My Portfolio

Learn more about my applications and the science behind


Micro NGS pipeline

micro pipeline schema

Background

Next generation sequencing (NGS) is an emerging technique in clinical microbiology with applications ranging from outbreak analysis to genomic surveillance to analysis of unusual pathogens. Often NGS analysis is a fragmented step-wise process or pipelines are specialized for a single application or species. The URMC clinical microbiology pipeline (pipeline) is a robust, quality-controlled, modular process for diverse applications and pathogens. The pipeline was successfully used for a number a diverse projects which have been published.

Technology used

Python (biopython), JavaScript (D3.js, jQuery), HTML, CSS3 (bootstrap)

View poster presented at ASM NGS conference


Splicer

elegant sashimi plot example

Background

All of the cells of your body are composed of proteins. These proteins are called the molecular "building blocks" of organisms. The process of making these proteins starts with the "instructions" stored in the DNA as a gene. These genes are then "rewritten" in the form of RNA. In eukaryotes like you and me, the RNA is processed (and often has a few bits snipped out of it) to make the final product, called a messenger RNA or mRNA. Then the mRNA is "decoded" to build a protein. Any disturbance of this fine-tuned removal of these bits of RNA can result in disease. Splicer allows the researcher to compare a diseased tissue and a non-diseased tissue to see which bits are being removed in each one.

Technology used

JavaScript(D3.js, jQuery), HTML, CSS3 (bootstrap), Python (numpy, scipy, pandas)

Technical Details

  • Groups of large data sets are compared to find unique alternative splicing events using python, numpy, scipy, & pandas.
  • Unique events are graphed in a sleek interactive sashimi plot using D3.js. The sashimi plot employs a network of arcs to quantitatively visualize splice junctions in multiple samples.
  • Additional application features implemented in D3.js and JQuery allows the user to change the color, radius, & sweep of arcs. Publication quality graphs can be saved as SVG images.
  • Bootstrap's modals are utilized to display data about gene function.

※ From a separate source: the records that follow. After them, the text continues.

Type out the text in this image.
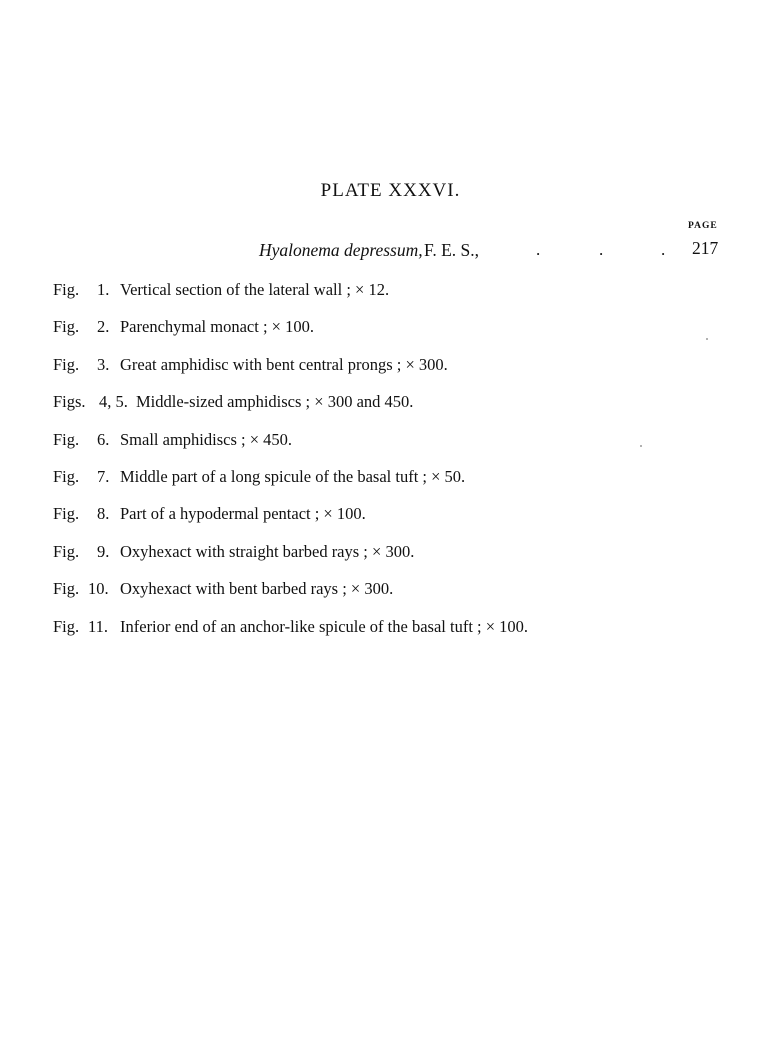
PLATE XXXVI.
PAGE
Hyalonema depressum, F. E. S.,	.	.	. 217
Fig. 1. Vertical section of the lateral wall ; × 12.
Fig. 2. Parenchymal monact ; × 100.
Fig. 3. Great amphidisc with bent central prongs ; × 300.
Figs. 4, 5. Middle-sized amphidiscs ; × 300 and 450.
Fig. 6. Small amphidiscs ; × 450.
Fig. 7. Middle part of a long spicule of the basal tuft ; × 50.
Fig. 8. Part of a hypodermal pentact ; × 100.
Fig. 9. Oxyhexact with straight barbed rays ; × 300.
Fig. 10. Oxyhexact with bent barbed rays ; × 300.
Fig. 11. Inferior end of an anchor-like spicule of the basal tuft ; × 100.
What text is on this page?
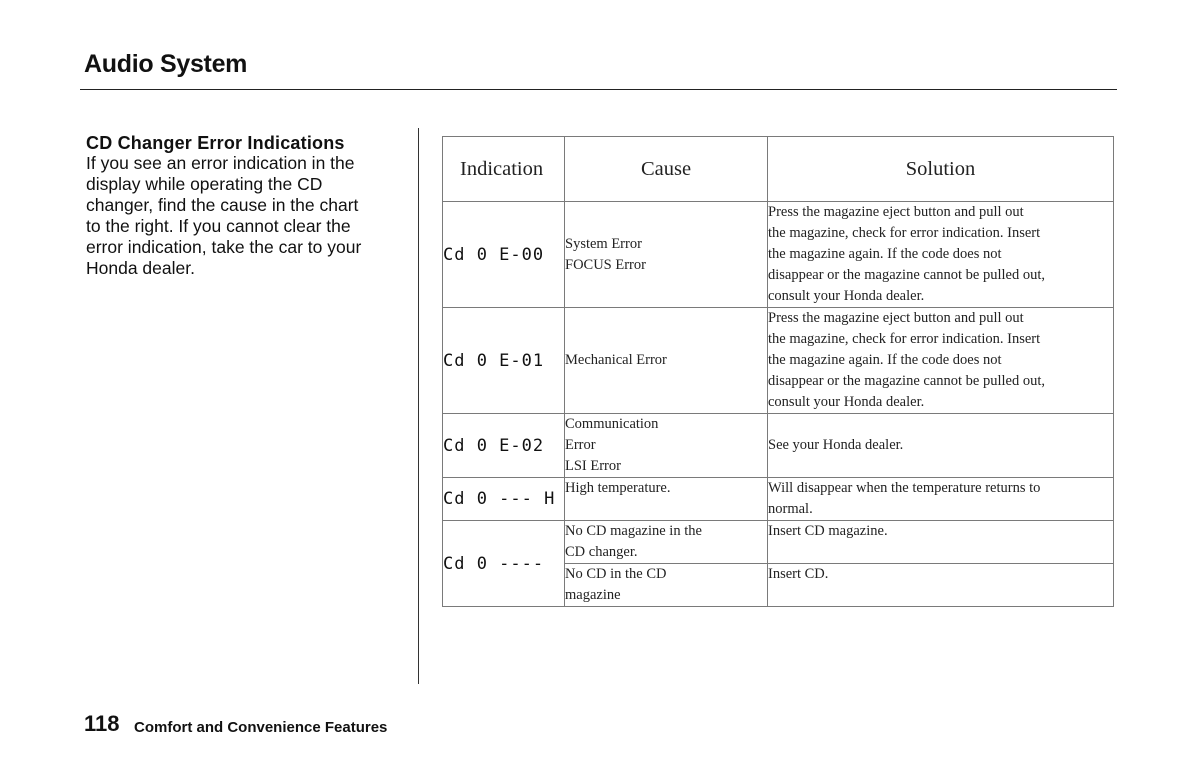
Audio System
CD Changer Error Indications
If you see an error indication in the
display while operating the CD
changer, find the cause in the chart
to the right. If you cannot clear the
error indication, take the car to your
Honda dealer.
Indication	Cause	Solution
Cd 0 E-00	System Error
FOCUS Error	Press the magazine eject button and pull out
the magazine, check for error indication. Insert
the magazine again. If the code does not
disappear or the magazine cannot be pulled out,
consult your Honda dealer.

Cd 0 E-01	Mechanical Error	Press the magazine eject button and pull out
the magazine, check for error indication. Insert
the magazine again. If the code does not
disappear or the magazine cannot be pulled out,
consult your Honda dealer.

Cd 0 E-02	Communication
Error
LSI Error	See your Honda dealer.

Cd 0 --- H	High temperature.	Will disappear when the temperature returns to
normal.

Cd 0 ----	No CD magazine in the
CD changer.	Insert CD magazine.

	No CD in the CD
magazine	Insert CD.
118 Comfort and Convenience Features
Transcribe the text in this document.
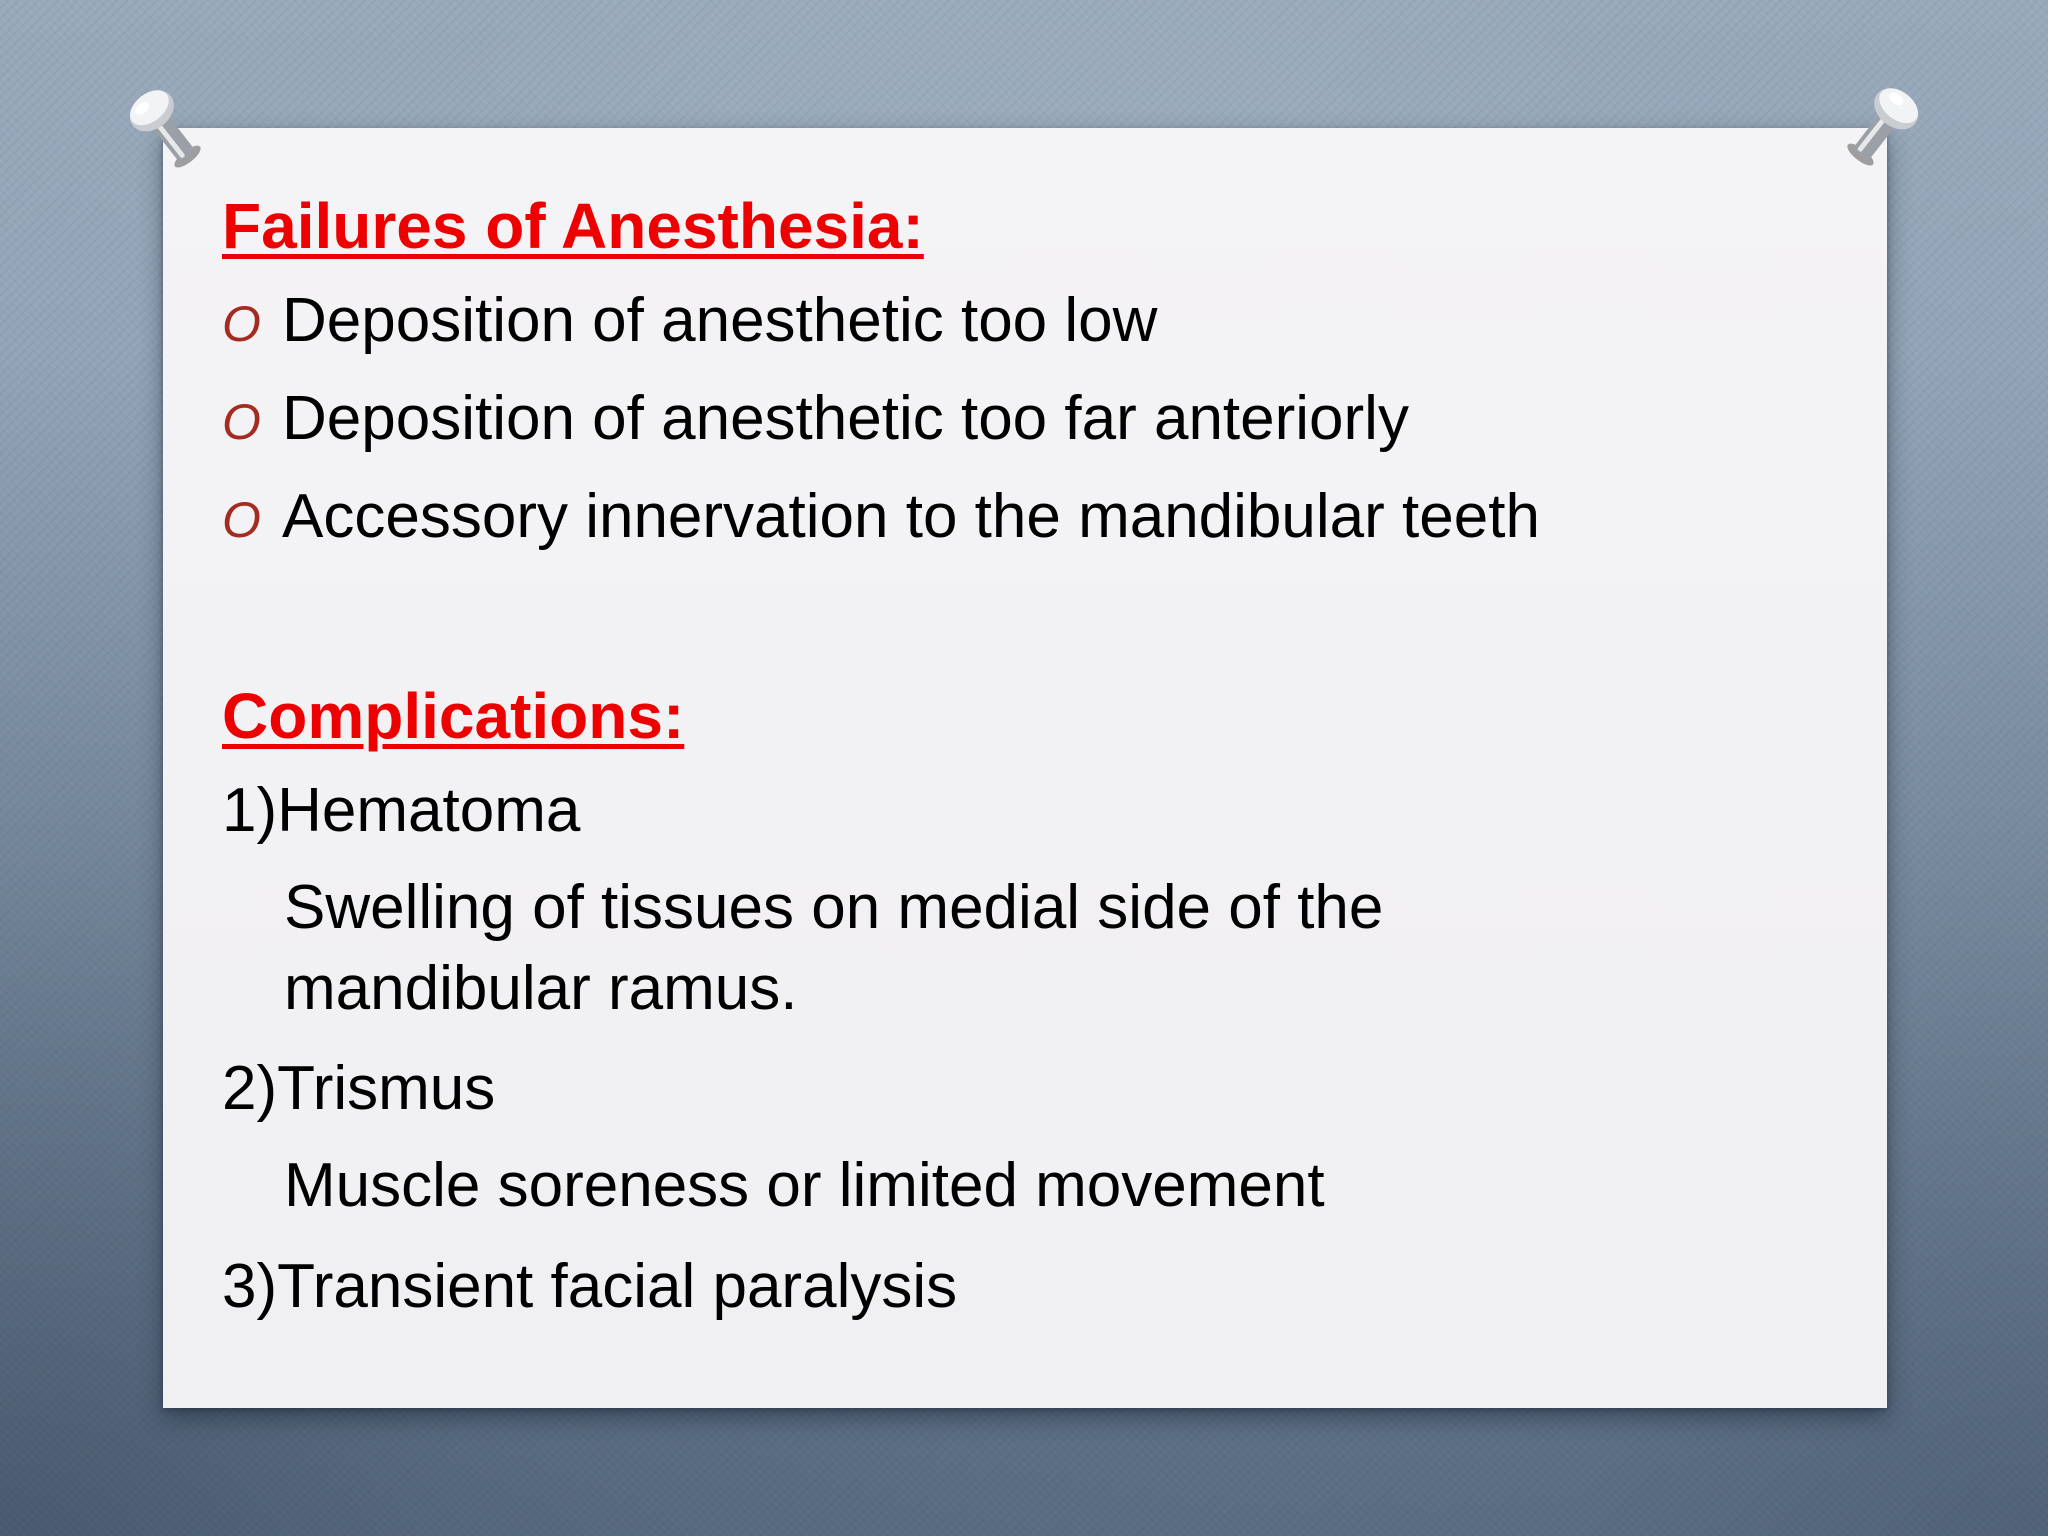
Failures of Anesthesia:
O Deposition of anesthetic too low
O Deposition of anesthetic too far anteriorly
O Accessory innervation to the mandibular teeth
Complications:
1)Hematoma
Swelling of tissues on medial side of the mandibular ramus.
2)Trismus
Muscle soreness or limited movement
3)Transient facial paralysis
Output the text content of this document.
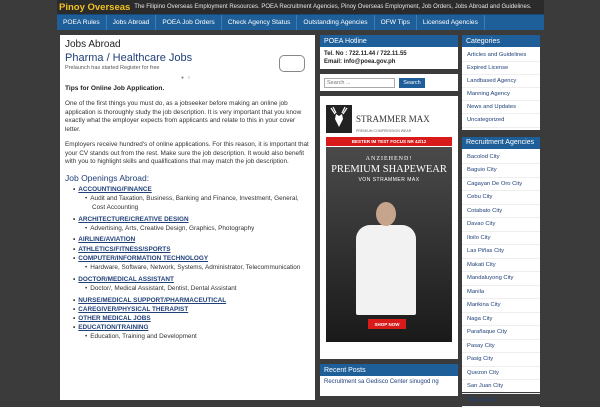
Pinoy Overseas The Filipino Overseas Employment Resources. POEA Recruitment Agencies, Pinoy Overseas Employment, Job Orders, Jobs Abroad and Guidelines.
POEA Rules	Jobs Abroad	POEA Job Orders	Check Agency Status	Outstanding Agencies	OFW Tips	Licensed Agencies
Jobs Abroad
Pharma / Healthcare Jobs
Prelaunch has started Register for free
● ○
Tips for Online Job Application.

One of the first things you must do, as a jobseeker before making an online job application is thoroughly study the job description. It is very important that you know exactly what the employer expects from applicants and relate to this in your cover letter.

Employers receive hundred's of online applications. For this reason, it is important that your CV stands out from the rest. Make sure the job description. It would also benefit with you to highlight skills and qualifications that may match the job description.

Job Openings Abroad:
▪ ACCOUNTING/FINANCE
• Audit and Taxation, Business, Banking and Finance, Investment, General, Cost Accounting
▪ ARCHITECTURE/CREATIVE DESIGN
• Advertising, Arts, Creative Design, Graphics, Photography
▪ AIRLINE/AVIATION
▪ ATHLETICS/FITNESS/SPORTS
▪ COMPUTER/INFORMATION TECHNOLOGY
• Hardware, Software, Network, Systems, Administrator, Telecommunication
▪ DOCTOR/MEDICAL ASSISTANT
• Doctor/, Medical Assistant, Dentist, Dental Assistant
▪ NURSE/MEDICAL SUPPORT/PHARMACEUTICAL
▪ CAREGIVER/PHYSICAL THERAPIST
▪ OTHER MEDICAL JOBS
▪ EDUCATION/TRAINING
• Education, Training and Development
POEA Hotline
Tel. No : 722.11.44 / 722.11.55
Email: info@poea.gov.ph
Search ...
Search
STRAMMER MAX
PREMIUM COMPRESSION WEAR
BESTER IM TEST FOCUS NR 42/12
ANZIEHEND!
PREMIUM SHAPEWEAR
VON STRAMMER MAX
SHOP NOW
Recent Posts
Recruitment sa Gedisco Center sinugod ng
Categories
Articles and Guidelines
Expired License
Landbased Agency
Manning Agency
News and Updates
Uncategorized
Recruitment Agencies
Bacolod City
Baguio City
Cagayan De Oro City
Cebu City
Cotabato City
Davao City
Iloilo City
Las Piñas City
Makati City
Mandaluyong City
Manila
Marikina City
Naga City
Parañaque City
Pasay City
Pasig City
Quezon City
San Juan City
Taguig City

Test Out the Demo Yourself


Rainbow HiC

Rainbow HiC plot example

Background

Nearly every cell in the body carries 6 billion DNA base pairs that would extend 6.5 feet if stretched out. Cells must compress all that genetic material into a nucleus that is only 5 micrometers across (about the width of a strand of spider web silk). To accomplish this feat, cells make loops in the DNA. These loops can hold the secret to how genes are regulated. Rainbow HiC is a program to decipher this secret.

Technology used

JavaScript (D3, jQuery, requireJS, QUnit), HTML, CSS3 (bootstrap), Python (numpy), inkscape, MapReduce, parallel processing

Technical Details

  • Rainbow HiC was crucial for discovering the complex DNA folding structure Natural Killer Cells.
  • Rainbow HiC is the first interactive processing pipeline written specifically for Hi-C data sets, providing an interactive approach to analyze and visualize chromosome conformations.
  • Created a new linear graph resembling a rainbow to explore positional DNA folding relationships.

Test Out the Demo Yourself


Turbo Storage

Turbo Storage example tube layout

Background

Laboratories across the world store their precious samples in freezers but tracking these samples can become very tedious without a computerized inventory system. Finding a sample in many labs might involve an excruciating search through old notebooks, out-of-date spreadsheets, and frost-encrusted freezer boxes. Turbo Storage was developed to solve this problem.

Technology used

Linux, Apache, MySQL, PHP, JavaScript (D3.js, jQuery, RequireJS, QUnit), CSS3 (bootstrap)

Technical Details

  • Developed a browser-based inventory application in the LAMP environment for tracking biological samples in freezers.
  • The MVC architectural framework was custom designed using PHP.
  • The interface for this application was developed using HTML, CSS, & JavaScript/JQuery with a responsive layout powered by the Bootstrap framework.
  • A test driven development process was implemented using QUnit.

Interactive RNA Seq (IRS) App

IRS Example gating

Background

Single cell RNA seq allows comparison of RNA at a cellular level however, back in 2015 the bioinformatics for this type of data was in its infancy. With dataset in hand and no software to dig into it the development of IRS was sparked. IRS tracks sub-populations of cells throughout all gene expression profiles and works very similar to flow cytometry analysis software.

Technology used

JavaScript (D3, jQuery), HTML, CSS3 (bootstrap), Python, SVG

Technical Details

  • Python is used to bin datasets based on the log RPKM values.
  • D3.js is used to graph bins as bar graphs and cells overlay the bins as dot plots.
  • 1D and 2D gating techniques can be used to track how groups of cells are dispersed throughout other gene expression profiles. Gating is accomplished using the D3.js plugin lasso.